Joining the police force may be as tough as finding the right height, especially if you don’t measure up.

Congress should not make it easy for you, or law enforcement could come up short of public expectations.

So President Aquino vetoed a bill that would repeal the height requirement for admission into the Philippine National Police, Bureau of Fire Protection (BFP) and Bureau of Jail Management and Penology (BJMP), Malacañang said Monday.

Aquino decided the bill was unnecessary because there was an existing waiver of the height requirement in the public protection service.

Requirement stands

 

With the veto, the height requirement for admission into the three agencies under the Department of the Interior and Local Government (DILG)—1.62 meters (5’4”) for men and 1.56 m (5’2”) for women—stands.
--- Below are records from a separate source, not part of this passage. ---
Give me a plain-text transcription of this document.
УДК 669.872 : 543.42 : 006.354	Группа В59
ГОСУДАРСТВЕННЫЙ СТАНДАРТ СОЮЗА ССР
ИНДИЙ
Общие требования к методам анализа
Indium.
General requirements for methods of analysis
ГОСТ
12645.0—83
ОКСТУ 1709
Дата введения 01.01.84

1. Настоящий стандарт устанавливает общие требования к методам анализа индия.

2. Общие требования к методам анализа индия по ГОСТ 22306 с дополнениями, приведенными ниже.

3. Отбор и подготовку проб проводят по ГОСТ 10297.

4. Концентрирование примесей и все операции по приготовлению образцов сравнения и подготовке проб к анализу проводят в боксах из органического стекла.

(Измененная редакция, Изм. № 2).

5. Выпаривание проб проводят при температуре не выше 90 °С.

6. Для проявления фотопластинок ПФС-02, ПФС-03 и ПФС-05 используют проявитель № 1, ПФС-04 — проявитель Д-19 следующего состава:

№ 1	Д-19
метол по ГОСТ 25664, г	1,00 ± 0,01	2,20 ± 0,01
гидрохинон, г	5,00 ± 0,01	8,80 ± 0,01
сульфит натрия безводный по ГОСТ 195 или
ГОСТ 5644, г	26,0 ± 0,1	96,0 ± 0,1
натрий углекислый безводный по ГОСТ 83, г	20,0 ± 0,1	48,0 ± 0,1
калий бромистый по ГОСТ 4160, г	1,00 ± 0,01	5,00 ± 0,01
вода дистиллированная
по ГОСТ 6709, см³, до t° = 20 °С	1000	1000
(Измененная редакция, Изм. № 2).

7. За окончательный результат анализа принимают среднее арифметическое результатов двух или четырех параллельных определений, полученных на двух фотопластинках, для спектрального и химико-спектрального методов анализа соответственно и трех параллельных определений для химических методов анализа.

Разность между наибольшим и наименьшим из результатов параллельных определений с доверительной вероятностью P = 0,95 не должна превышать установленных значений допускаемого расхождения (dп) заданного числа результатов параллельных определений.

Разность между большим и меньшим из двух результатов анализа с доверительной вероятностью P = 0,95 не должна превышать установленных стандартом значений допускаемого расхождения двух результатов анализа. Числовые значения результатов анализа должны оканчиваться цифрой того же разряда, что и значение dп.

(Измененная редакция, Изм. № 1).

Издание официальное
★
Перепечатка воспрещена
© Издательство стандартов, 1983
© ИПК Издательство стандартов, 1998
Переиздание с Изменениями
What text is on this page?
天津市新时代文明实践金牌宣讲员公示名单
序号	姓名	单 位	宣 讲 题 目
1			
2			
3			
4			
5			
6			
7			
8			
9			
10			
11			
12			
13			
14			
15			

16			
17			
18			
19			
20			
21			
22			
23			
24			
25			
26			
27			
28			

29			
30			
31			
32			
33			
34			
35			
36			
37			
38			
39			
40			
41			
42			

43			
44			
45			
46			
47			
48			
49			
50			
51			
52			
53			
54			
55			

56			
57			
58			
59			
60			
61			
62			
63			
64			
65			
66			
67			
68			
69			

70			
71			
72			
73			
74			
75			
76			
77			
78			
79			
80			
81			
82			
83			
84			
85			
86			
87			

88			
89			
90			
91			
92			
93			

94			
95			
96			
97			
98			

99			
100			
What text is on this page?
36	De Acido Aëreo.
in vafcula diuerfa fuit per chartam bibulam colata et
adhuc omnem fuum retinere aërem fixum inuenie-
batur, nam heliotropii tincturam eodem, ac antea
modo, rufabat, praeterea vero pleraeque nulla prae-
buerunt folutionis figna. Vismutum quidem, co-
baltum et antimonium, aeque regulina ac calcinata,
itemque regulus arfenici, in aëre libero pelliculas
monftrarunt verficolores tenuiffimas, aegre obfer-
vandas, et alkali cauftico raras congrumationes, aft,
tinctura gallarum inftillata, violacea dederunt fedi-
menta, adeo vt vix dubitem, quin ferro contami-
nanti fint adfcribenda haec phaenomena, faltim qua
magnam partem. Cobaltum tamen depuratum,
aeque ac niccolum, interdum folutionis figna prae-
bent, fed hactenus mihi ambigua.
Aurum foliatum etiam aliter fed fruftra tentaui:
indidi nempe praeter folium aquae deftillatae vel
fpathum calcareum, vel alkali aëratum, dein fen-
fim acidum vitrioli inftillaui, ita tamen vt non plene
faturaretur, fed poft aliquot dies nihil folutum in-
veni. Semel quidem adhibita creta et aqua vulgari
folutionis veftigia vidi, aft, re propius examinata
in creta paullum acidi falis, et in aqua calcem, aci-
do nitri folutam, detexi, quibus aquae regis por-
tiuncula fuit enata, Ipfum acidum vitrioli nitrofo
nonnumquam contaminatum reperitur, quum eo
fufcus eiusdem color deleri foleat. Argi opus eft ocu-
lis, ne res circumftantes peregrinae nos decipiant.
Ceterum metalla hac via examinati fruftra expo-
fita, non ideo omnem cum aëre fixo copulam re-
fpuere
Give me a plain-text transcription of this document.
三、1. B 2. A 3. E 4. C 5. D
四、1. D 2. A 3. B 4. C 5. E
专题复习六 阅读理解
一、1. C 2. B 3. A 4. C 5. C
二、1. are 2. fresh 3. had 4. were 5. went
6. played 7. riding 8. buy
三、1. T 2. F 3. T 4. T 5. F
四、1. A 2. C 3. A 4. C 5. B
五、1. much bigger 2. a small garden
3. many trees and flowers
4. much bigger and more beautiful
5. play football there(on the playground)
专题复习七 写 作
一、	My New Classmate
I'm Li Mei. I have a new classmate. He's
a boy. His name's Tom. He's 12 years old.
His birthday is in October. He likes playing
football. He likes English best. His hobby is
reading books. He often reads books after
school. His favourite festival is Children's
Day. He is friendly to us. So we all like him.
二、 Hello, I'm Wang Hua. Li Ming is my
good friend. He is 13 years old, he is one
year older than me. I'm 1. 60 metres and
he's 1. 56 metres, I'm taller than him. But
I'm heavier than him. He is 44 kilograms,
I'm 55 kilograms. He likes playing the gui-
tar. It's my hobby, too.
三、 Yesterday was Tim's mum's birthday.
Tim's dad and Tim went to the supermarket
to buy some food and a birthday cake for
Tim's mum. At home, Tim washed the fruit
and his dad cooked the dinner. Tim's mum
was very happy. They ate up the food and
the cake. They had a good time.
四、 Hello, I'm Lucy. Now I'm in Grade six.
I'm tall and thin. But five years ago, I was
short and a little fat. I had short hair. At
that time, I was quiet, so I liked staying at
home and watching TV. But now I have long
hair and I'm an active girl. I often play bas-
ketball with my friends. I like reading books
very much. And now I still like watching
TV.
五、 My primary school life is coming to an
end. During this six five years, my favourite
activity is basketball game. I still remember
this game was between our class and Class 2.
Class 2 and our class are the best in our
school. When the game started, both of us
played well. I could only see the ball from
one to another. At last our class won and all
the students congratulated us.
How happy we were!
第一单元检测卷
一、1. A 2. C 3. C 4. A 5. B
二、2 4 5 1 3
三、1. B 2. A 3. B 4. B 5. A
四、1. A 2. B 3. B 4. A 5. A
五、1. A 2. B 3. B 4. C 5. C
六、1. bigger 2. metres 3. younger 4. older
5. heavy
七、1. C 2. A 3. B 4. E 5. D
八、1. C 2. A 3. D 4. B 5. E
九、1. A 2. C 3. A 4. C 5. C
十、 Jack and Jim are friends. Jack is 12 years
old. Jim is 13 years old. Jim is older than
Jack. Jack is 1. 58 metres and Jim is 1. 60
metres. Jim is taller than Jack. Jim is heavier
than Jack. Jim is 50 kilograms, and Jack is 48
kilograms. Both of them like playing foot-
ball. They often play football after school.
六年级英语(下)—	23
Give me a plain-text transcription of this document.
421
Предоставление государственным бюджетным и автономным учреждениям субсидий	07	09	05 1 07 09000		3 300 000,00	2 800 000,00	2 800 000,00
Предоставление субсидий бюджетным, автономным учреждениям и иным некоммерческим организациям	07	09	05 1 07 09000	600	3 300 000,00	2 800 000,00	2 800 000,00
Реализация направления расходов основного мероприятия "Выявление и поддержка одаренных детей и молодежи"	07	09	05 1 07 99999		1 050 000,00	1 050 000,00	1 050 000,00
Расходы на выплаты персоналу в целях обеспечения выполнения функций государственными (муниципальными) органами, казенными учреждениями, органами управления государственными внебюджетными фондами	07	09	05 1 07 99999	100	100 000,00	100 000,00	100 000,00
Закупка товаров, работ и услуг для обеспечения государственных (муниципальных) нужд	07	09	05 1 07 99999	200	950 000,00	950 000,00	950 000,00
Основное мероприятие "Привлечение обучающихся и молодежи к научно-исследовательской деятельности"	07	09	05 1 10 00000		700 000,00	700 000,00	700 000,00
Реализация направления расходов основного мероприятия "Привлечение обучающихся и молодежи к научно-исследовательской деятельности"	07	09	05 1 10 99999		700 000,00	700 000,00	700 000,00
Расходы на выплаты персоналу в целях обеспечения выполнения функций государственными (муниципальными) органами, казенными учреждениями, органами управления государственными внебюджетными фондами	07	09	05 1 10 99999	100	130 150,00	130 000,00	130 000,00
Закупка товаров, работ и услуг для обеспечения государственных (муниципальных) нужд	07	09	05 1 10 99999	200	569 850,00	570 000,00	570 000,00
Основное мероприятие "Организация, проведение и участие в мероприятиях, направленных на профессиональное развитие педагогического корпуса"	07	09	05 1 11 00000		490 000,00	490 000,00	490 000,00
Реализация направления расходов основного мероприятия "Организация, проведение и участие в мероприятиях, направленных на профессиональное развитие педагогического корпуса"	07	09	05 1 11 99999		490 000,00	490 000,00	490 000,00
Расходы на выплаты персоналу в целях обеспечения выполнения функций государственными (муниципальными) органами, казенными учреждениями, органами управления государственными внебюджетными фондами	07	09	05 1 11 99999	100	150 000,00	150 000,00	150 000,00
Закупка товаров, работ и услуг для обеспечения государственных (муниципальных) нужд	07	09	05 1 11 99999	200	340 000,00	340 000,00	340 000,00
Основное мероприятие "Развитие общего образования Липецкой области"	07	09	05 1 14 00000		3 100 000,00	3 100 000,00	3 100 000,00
In vetoing the bill, Aquino said applicants to the PNP, BFP, and BJMP had to comply with certain general qualifications, under existing laws, such as the PNP Reform and Reorganization Act of 1990, BFP and BJMP Professionalization Act of 2004, and the DILG Act of 1990.

“Whereas height is among these qualifications, a waiver of this qualification is allowed under certain conditions. Hence the total repeal of the height requirement among these service bureaus is unnecessary,” Aquino said in his veto message.

Height equality

The consolidated bill, Senate Bill No. 3217 and House Bill No. 6203, titled “An Act Repealing the Minimum Height Requirement for Applicants to the Philippine National Police, Bureau of Fire Protection and Bureau of Jail Management and Penology,” would have dealt with height equality among the three agencies.

While he recognized the bill’s “noble intent,” Aquino said he was “seriously apprehensive about the concerns’’ raised by the PNP and the BJMP on the safety of their personnel and of the public.

“As raised by the BJMP, jail officers, by the nature of their work in guarding detainees or escorting criminals, must possess the necessary physical attributes to perform their functions effectively,” he said.

Too, public safety “is paramount in law enforcement by the PNP, as well as firefighting by the BFP,” he added.

This was the second bill vetoed by the President in a week after the Magna Carta of the Poor, whose P3-trillion budget far exceeds the P2.006-trillion 2013 national budget.

The President said the government could not implement the magna carta because of its big budget.

Not discrimination

Deputy presidential spokesperson Abigail Valte said the height requirement did not discriminate against Filipinos, pointing out that the law requires applicants to possess certain physical attributes necessary for them to do their job.

“That’s not discrimination. That is demanded by the nature of their job,” she said.